The Armenian military says one of its soldiers has been injured during a shootout with Azerbaijani troops in an eastern border area, the latest incident since a halt in fierce clashes between the two neighbors over the disputed Nagorno-Karabakh region last year.
Samvel Asatryan, the chief of staff of Armenia’s army, said the injury took place on Tuesday as Azerbaijani forces “opened fire near the village of Verin Zhorzha” in Armenia’s eastern province of Gegarkunik.
The Armenian army official said the soldier suffered a “minor” injury and that two Azerbaijani troops were also wounded in the clash.
Baku dismissed Yerevan’s report of the clash and injuries, and suspected an internal incident between Armenian troops.
“Azerbaijani army units did not open fire. There are no injured among Azerbaijani servicemen. It could have been an incident between Armenian soldiers,” the Defense Ministry in Baku said in a statement.
The incident is the latest in a series of border clashes that occurred since the two countries ended six weeks of war over the disputed Nagorno-Karabakh region last year.
On September 27, 2019, heavy clashes broke out between the two ex-Soviet republics over Nagorno-Karabakh, which is internationally recognized as part of Azerbaijan but has been populated by ethnic Armenians since 1992 when they broke from Azerbaijan in a war that killed some 30,000 people.

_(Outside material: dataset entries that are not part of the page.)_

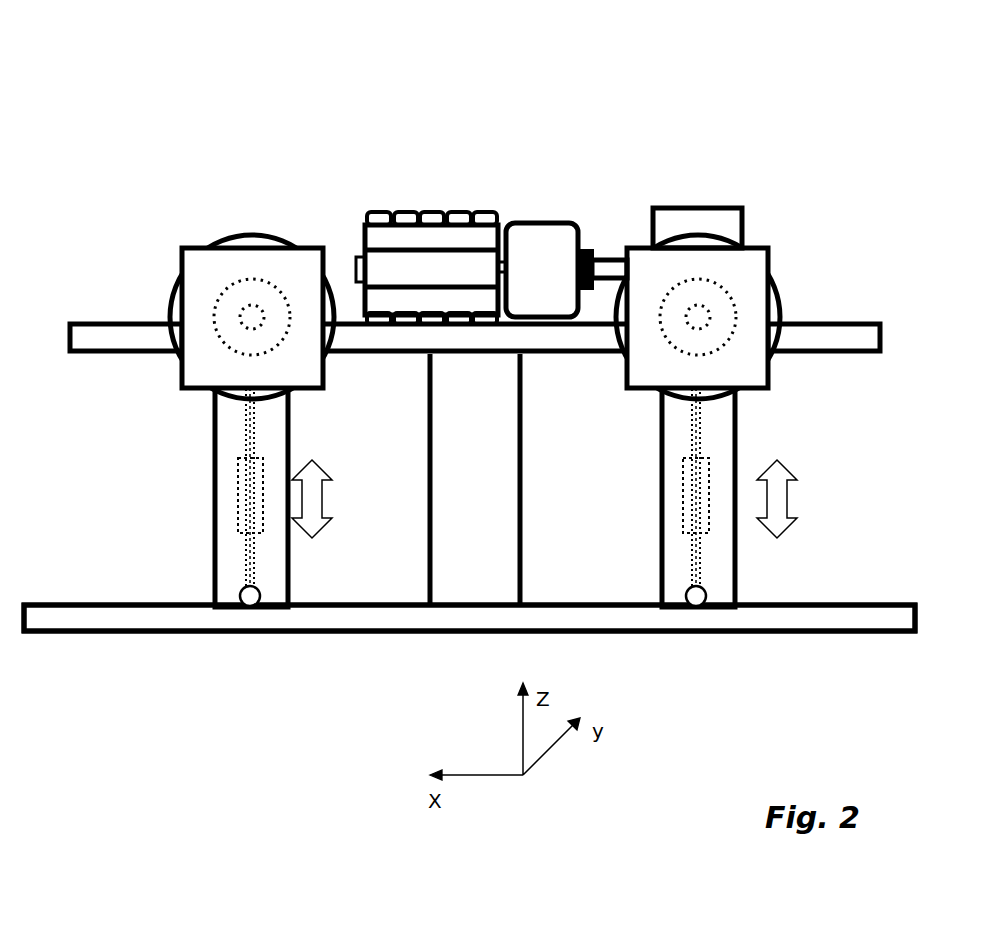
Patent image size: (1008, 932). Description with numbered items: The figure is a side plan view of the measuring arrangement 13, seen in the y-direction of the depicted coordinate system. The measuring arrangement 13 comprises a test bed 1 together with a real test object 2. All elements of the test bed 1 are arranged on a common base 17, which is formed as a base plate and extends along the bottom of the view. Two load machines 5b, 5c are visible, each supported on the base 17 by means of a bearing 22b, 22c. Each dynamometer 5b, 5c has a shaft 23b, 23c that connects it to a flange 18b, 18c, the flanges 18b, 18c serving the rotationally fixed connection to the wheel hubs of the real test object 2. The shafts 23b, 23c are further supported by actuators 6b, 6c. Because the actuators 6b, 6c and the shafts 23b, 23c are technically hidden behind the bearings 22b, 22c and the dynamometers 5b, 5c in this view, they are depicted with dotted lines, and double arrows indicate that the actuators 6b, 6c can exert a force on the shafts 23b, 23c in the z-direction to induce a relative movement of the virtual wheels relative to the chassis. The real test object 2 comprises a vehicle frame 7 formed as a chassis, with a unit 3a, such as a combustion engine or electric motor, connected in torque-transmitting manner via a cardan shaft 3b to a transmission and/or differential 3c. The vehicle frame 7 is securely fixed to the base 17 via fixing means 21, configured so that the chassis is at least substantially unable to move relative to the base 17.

The test bed 1 is at (184, 636).
The real test object 2 is at (405, 210).
The unit 3a is at (540, 228).
The cardan shaft 3b is at (615, 260).
The transmission and/or differential 3c is at (686, 218).
The load machine 5b is at (750, 267).
The load machine 5c is at (263, 260).
The actuator 6b is at (683, 503).
The actuator 6c is at (240, 505).
The vehicle frame 7 is at (78, 343).
The measuring arrangement 13 is at (104, 108).
The base 17 is at (326, 617).
The flange 18b is at (621, 333).
The flange 18c is at (180, 263).
The fixing means 21 is at (475, 479).
The bearing 22b is at (728, 427).
The bearing 22c is at (278, 427).
The shaft 23b is at (696, 327).
The shaft 23c is at (250, 327).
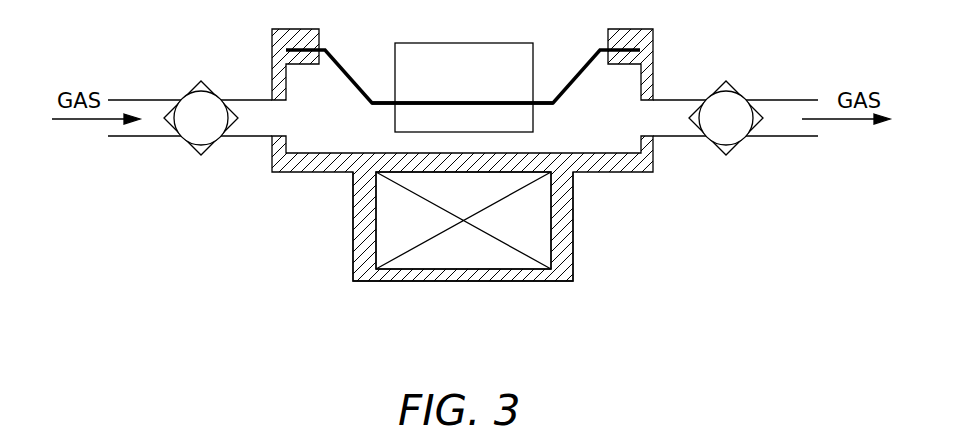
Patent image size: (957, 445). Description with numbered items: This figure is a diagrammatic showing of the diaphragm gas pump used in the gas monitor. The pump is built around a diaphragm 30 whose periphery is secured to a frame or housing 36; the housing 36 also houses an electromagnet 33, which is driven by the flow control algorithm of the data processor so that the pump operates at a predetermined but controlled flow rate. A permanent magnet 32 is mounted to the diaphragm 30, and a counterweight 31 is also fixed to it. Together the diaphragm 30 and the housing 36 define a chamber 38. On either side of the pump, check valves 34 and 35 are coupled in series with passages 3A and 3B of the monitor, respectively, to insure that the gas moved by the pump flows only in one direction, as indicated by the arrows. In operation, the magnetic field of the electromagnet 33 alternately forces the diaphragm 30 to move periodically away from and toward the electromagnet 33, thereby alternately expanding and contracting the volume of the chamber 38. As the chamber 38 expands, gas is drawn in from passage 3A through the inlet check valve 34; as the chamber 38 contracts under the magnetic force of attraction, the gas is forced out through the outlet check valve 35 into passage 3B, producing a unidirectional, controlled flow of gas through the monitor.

The diaphragm 30 is at (326, 49).
The counterweight 31 is at (466, 43).
The permanent magnet 32 is at (525, 120).
The electromagnet 33 is at (385, 268).
The check valve 34 is at (203, 155).
The outlet check valve 35 is at (728, 155).
The housing 36 is at (556, 282).
The chamber 38 is at (309, 140).
The passage 3A is at (126, 100).
The passage 3B is at (773, 100).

Six weeks of fighting that claimed more than 6,500 lives on both sides was brought to a close with a Russian-brokered ceasefire in November that secured territorial advances for Azerbaijan in Nagorno-Karabakh and seven surrounding districts.
The two sides, however, accuse each other of violating the fragile ceasefire, with tensions still high after last September’s war.
Azerbaijan announced on Saturday that it had handed over 15 Armenian prisoners, detained during last year’s conflict, in exchange for a map detailing the location of 92,000 anti-tank and anti-personnel mines.
Tensions between Baku and Yerevan have been running high since May, when Armenia accused Azerbaijan's military of crossing its southern border to "lay siege" to a lake shared by the two countries.
Upon request from Armenia, Moscow agreed to step forward and help with the delimitation and demarcation of the two neighbors’ borders.